About 100 Dewey family members were to be joined by up to 2,000 law enforcement officers and others for the service, open to the public.
Burial at Crystal Lake Cemetery in Minneapolis was to be private.
Dewey's sister-in-law, Hannah Bergman, was to deliver the eulogy and Mahnomen County Deputy Sheriff Chad Peterson was to share memories of his former law enforcement partner.
On Feb. 18, 2009, Dewey was shot once in the head and twice in the stomach while investigating a report of a drunken driver in Mahnomen.
After the shooting, he suffered a brain hemorrhage and other medical problems.
Dewey was hospitalized in early July for an infection and in mid-July was placed on hospice care after a lung collapsed.
He underwent several surgeries and spent months at a Colorado rehabilitation center. While there, the family received support from Flatirons Community Church in Lafayette, Colo.
The Rev. Jim Burgen of Flatirons was to deliver the funeral message and Chaplain M.C. Williams of the Fairplay, Colo., Police Department was to assist at the cemetery.
The police flavor of the service was to be evident throughout. Sgt. Tim Eggebraaten was to sing "I Can Only Imagine" and "Amazing Grace" as law enforcement officers filled the pews.
Living Word's pastor, the Rev. Mac Hammond, hosted the service. It was held in his church because a Dewey family member attends there, there is plenty of seating (2,700 in the sanctuary), the church has ample parking and it is involved police-support activities.
After the service, hundreds of law enforcement vehicles were to be part of a motorcade to the cemetery. People lining the streets could expect the motorcade to last 20 minutes.
In that motorcade were to be motorcycles ridden by member of the Patriot Guard, a group that supports military and law enforcement personnel who die in the line of duty.
Among hundreds at the service were to be all 20 members of the Mahnomen County sheriff's office. Officers from nearby counties were filling in today.
Visitation preceded the 11 a.m. funeral at the church, with a slide show about Dewey's life. The service and other ceremonies, including a police burial, were organized by the Minnesota Law Enforcement Memorial Association.
Dewey was born Feb. 9, 1983, in Cambridge, Minn., just north of the Twin Cities, and graduated from high school there in 2001. He was the oldest of five brothers; he also had two step-sisters.
He graduated from Hibbing, Minn., Community College in 2003 and joined the Mahnomen County Sheriff's Department in 2004. He also was a volunteer firefighter in Twin Lakes and Waubun His high school sweetheart, Emily Boulden, became his bride in 2007.
The avid hunter and outdoorsmen is survived by his wife; mother, Poppe; step-father, Keith; father, Mark; step-mother, Jennifer; and siblings, Daniel, Philip, Henry, Douglas, Sara and Hana.

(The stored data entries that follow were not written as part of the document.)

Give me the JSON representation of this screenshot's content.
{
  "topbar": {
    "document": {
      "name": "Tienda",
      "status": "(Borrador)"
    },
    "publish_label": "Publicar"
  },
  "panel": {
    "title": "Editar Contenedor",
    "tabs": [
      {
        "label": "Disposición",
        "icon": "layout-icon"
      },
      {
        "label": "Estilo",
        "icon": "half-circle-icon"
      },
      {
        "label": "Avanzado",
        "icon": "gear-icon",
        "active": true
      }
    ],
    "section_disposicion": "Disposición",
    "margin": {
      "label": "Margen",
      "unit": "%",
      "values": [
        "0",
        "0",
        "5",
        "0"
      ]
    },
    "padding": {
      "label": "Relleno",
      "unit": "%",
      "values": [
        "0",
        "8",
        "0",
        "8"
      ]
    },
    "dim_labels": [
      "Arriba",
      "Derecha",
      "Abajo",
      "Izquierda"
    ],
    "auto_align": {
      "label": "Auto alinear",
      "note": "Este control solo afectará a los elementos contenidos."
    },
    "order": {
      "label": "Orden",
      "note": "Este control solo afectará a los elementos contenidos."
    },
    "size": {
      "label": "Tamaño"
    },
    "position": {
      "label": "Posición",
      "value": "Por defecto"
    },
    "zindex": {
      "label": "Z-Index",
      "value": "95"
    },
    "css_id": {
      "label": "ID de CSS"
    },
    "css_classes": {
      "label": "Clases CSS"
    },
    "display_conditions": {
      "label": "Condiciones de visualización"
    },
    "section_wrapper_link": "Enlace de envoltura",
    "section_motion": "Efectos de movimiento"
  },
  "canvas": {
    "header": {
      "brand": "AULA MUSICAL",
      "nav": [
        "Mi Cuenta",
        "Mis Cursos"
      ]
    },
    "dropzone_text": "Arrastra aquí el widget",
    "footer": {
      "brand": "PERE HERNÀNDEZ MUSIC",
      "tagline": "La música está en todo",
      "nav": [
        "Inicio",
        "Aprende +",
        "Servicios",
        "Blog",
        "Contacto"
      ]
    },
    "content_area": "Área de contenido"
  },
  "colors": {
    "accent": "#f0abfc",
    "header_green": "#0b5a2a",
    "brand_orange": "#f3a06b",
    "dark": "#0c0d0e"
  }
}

Gov. Tim Pawlenty, among dignitaries attending the funeral, ordered al flags to be lowered to half staff at the state Capitol complex in honor of Dewey. Also at the funeral were to be Attorney General Lori Swanson, Public Safety Commissioner Michael Campion and Corrections Commissioner Joan Fabian.
Ironically, the man facing murder charges in the shooting comes from Anoka, not far from Living Word Christian Center. He is Thomas Lee Fairbanks.
A co-defendant in the shooting, Daniel Kurt Vernier, pleaded guilty to charges and was sentenced last September to two years in prison.
Don Davis reports for Forum Communications Co.